Tuesday, January 4, 2011

I may never get tired of Anne

"Perhaps, after all, romance did not come into one's life with pomp and blare, like a gay knight riding down. Perhaps it crept to one's side like an old friend through quiet ways. Perhaps it revealed itself in seeming prose, until some sudden shaft of illumination flung athwart its pages betrayed the rhythm and the music. Perhaps...perhaps...love unfolded naturally out of a beautiful friendship, as a golden-hearted rose slipping from its green sheath."
-L.M. Montgomery, Anne of Avonlea

Saturday, October 16, 2010

I like my job

but I am still applying for teaching jobs.

There is a strip of Doonesbury, in which Mike Doonesbury is sitting on a stone wall, contentedly snacking on a sack of something while being harangued by the self-appointed campus radical, Mark Slackmeyer. "Doonesbury, this country is being torn apart!" Mark rages. "I just can't stand by and watch it happen!" He vows to "fight 'till death to make this country great again!"

Then, with Mark still mid-rant, Mike tilts the open sack toward him and politely interrupts to offer a chocolate-chip cookie.

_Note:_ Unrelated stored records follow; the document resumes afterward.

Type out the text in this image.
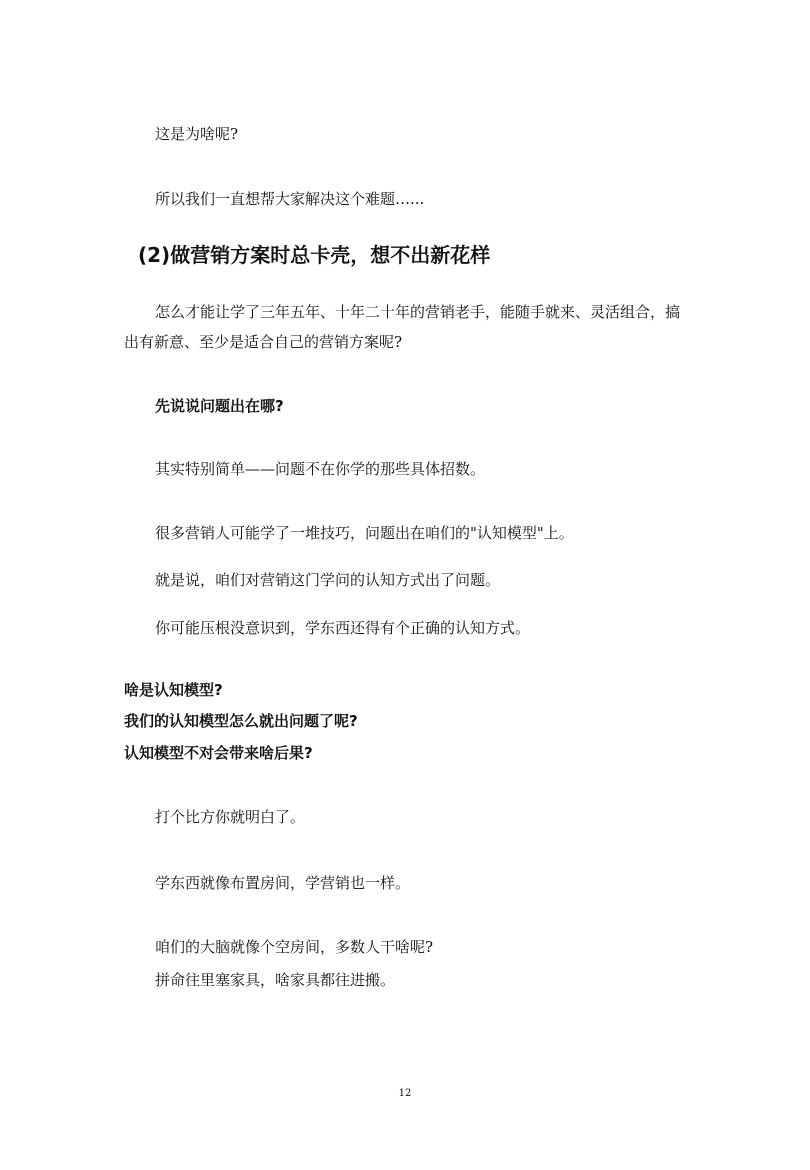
这是为啥呢?
所以我们一直想帮大家解决这个难题…...
(2)做营销方案时总卡壳，想不出新花样
怎么才能让学了三年五年、十年二十年的营销老手，能随手就来、灵活组合，搞出有新意、至少是适合自己的营销方案呢?
先说说问题出在哪?
其实特别简单——问题不在你学的那些具体招数。
很多营销人可能学了一堆技巧，问题出在咱们的"认知模型"上。
就是说，咱们对营销这门学问的认知方式出了问题。
你可能压根没意识到，学东西还得有个正确的认知方式。
啥是认知模型?
我们的认知模型怎么就出问题了呢?
认知模型不对会带来啥后果?
打个比方你就明白了。
学东西就像布置房间，学营销也一样。
咱们的大脑就像个空房间，多数人干啥呢?
拼命往里塞家具，啥家具都往进搬。
12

In the last frame, Mark is wearing a boyish grin of rapt delight as he bites into one cookie, his left hand buried deep in the bag to grab another. Having silenced his friend, Mike gazes out at the reader with a smile of his own and observes, "Even revolutionaries like chocolate chip cookies."*

There is a contradiction within many people in this world: we, on some level, long for social justice; but, we also want chocolate chip cookies for ourselves.

As much as I enjoy crawling around ceiling tiles breathing fiberglass, I'd rather be doing something more with my life. And really, the principle of making air conditioning more energy efficient is a bit of an exercise in fashion flaunting. It was GORGEOUS today! Turn the air con OFF!

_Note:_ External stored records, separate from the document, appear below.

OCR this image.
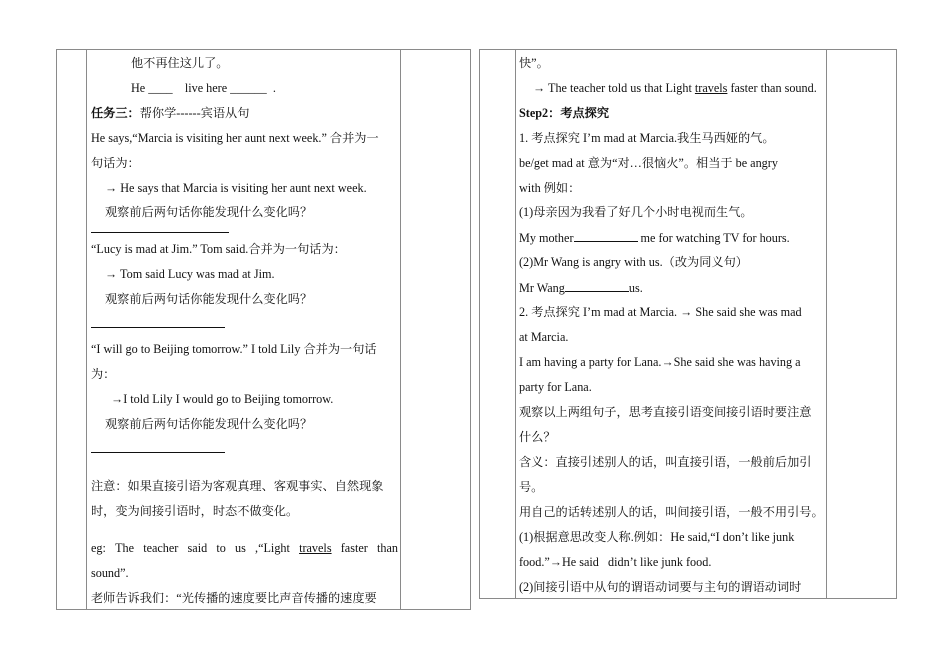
他不再住这儿了。
He ____ live here ______ .
任务三：帮你学------宾语从句
He says,“Marcia is visiting her aunt next week.” 合并为一
句话为：
→ He says that Marcia is visiting her aunt next week.
观察前后两句话你能发现什么变化吗？
“Lucy is mad at Jim.” Tom said.合并为一句话为：
→ Tom said Lucy was mad at Jim.
观察前后两句话你能发现什么变化吗？
“I will go to Beijing tomorrow.” I told Lily 合并为一句话
为：
→I told Lily I would go to Beijing tomorrow.
观察前后两句话你能发现什么变化吗？
注意：如果直接引语为客观真理、客观事实、自然现象
时，变为间接引语时，时态不做变化。
eg: The teacher said to us ,“Light travels faster than
sound”.
老师告诉我们：“光传播的速度要比声音传播的速度要
快”。
→ The teacher told us that Light travels faster than sound.
Step2：考点探究
1. 考点探究 I’m mad at Marcia.我生马西娅的气。
be/get mad at 意为“对…很恼火”。相当于 be angry
with 例如：
(1)母亲因为我看了好几个小时电视而生气。
My mother	me for watching TV for hours.
(2)Mr Wang is angry with us.（改为同义句）
Mr Wang	us.
2. 考点探究 I’m mad at Marcia. → She said she was mad
at Marcia.
I am having a party for Lana.→She said she was having a
party for Lana.
观察以上两组句子，思考直接引语变间接引语时要注意
什么？
含义：直接引述别人的话，叫直接引语，一般前后加引
号。
用自己的话转述别人的话，叫间接引语，一般不用引号。
(1)根据意思改变人称.例如：He said,“I don’t like junk
food.”→He said   didn’t like junk food.
(2)间接引语中从句的谓语动词要与主句的谓语动词时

Speaking of fashion, the peace and love signs of the 60s are making a small comeback, in clothing at least. Tragically, I can already see it diffusing into apathy and materialism once again.

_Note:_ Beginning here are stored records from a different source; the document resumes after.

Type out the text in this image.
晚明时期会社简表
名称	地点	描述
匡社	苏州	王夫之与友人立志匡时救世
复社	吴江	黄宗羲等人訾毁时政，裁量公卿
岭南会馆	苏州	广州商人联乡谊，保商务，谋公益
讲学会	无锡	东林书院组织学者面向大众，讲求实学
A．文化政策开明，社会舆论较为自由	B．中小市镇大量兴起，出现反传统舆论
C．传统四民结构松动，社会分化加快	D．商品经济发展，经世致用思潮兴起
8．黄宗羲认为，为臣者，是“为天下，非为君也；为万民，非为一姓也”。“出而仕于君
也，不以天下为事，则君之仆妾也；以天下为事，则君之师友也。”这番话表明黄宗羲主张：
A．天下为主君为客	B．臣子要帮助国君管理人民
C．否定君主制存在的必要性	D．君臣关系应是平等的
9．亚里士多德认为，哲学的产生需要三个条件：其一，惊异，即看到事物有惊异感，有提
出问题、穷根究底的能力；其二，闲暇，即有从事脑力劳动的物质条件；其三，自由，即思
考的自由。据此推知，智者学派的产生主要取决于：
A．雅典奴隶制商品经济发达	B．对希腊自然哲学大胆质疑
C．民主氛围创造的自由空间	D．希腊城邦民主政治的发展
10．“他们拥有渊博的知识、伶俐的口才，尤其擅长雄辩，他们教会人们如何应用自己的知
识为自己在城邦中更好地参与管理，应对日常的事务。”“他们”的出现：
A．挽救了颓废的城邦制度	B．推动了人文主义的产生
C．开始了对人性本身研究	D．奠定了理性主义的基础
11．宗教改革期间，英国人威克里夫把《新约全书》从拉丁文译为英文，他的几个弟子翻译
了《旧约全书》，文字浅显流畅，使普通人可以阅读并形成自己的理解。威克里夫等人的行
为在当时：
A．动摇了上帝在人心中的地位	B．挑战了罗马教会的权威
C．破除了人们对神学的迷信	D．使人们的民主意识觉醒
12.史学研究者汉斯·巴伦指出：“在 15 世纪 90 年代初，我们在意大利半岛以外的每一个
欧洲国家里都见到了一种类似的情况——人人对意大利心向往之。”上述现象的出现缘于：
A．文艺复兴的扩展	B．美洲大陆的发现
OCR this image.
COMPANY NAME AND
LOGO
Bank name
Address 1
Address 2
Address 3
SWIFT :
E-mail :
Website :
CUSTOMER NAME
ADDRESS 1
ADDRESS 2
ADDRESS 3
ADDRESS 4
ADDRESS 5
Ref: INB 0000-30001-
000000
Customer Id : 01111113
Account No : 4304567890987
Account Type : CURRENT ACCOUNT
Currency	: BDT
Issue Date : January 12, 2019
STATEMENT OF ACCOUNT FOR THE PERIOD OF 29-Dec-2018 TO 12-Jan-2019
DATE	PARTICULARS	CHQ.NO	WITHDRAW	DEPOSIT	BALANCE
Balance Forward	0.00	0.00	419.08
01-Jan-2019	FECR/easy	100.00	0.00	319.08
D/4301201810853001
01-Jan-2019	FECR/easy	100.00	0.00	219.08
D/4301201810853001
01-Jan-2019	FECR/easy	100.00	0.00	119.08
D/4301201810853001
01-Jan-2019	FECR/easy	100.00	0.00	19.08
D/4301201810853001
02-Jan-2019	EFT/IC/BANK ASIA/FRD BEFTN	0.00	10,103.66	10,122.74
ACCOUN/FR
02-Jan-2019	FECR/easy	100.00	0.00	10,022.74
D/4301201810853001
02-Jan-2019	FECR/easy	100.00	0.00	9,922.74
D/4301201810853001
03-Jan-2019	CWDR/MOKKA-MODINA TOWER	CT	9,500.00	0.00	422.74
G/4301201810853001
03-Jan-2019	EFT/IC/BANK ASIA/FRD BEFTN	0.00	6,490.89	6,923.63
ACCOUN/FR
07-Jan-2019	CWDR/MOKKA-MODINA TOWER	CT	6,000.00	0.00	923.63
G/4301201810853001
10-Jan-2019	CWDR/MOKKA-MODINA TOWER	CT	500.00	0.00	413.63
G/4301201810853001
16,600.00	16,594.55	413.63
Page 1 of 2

"The counterculture revolution of the 1960s began when people said, “Something is missing. Something is wrong. There must be something greater than this.” And they were right! There must be something greater than eating and drinking, working and sleeping, existing. There must be something greater than the American Dream. There must be something greater than simply getting a good education so that you can find a good job and have a good family so that your kids can get a good education and find a good job and have a good family so that their kids can a get a good education . . . . Is this really it? Is this why God put us here on this earth? There is more!"
-The Call

*I lifted this description of the comic from The Atlantic, October 2010.